4.3. Assays of Hormones in Blood

Corticosterone, IGF-1, testosterone, prolactin, and insulin concentrations were determined in plasma by enzyme-linked immunosorbent assays (ELISA) using commercial kits (Arbor Assays, MG100 R&D Systems, Spi-Bio and RayBiotech, Le Perray en Yvelines, Yvelines, France). The limits of sensitivity were as follows: 0.017 ng/mL for corticosterone, 3.5 pg/mL for IGF-1, 0.03 ng/mL for testosterone, 0.2 ng/mL for prolactin, and 5 µUI/mL for insulin. The intra- and inter-assay coefficients of variation were as follows: 4.8% and 9.9% for corticosterone, 4.1% and 4.3% for IGF-1, 2.9% and 6.8% for testosterone, 10% and 13.4% for prolactin, and 10% and 12% for insulin.

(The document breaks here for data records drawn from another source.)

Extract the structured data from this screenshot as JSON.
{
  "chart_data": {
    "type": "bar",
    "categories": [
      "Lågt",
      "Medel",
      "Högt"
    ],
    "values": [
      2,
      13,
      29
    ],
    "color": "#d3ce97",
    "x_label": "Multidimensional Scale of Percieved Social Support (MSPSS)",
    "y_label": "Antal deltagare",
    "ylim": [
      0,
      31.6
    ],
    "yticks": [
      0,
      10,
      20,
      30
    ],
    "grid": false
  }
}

4.4. Assays of IGF-1 and A1 Receptor (A1R) in Tissues

IGF-1 and A1R were determined in supernatant by ELISA kits (MG100 R&D Systems, Lille, Nord-Pas-de Calais, France and LSBio, Nanterre, Haut-de-Seine, France). For IGF-1 determination, the suitable dilutions of brain, liver, and gastrocnemius supernatants were 1:2, 1:25, and 1:5 respectively. A1R concentrations were determined in the frontal cortex and the hippocampus supernatant. The limit of sensitivity was 0.064 ng/mL, and the intra- and inter-assays coefficients of variation were 10% and 12%.

4.5. Statistical Analysis

Data are reported as means (±SEM or ±SD), and the statistical analysis was performed through a non-parametric Mann–Whitney test. Spearman rank correlations were run between biochemical and morphological parameters of all rats. Statistica version 10 (Statistica StatSoft, Inc., Tulsa, OK, USA) was used for all data analysis. Cutoff for statistical significance was set to p = 0.05.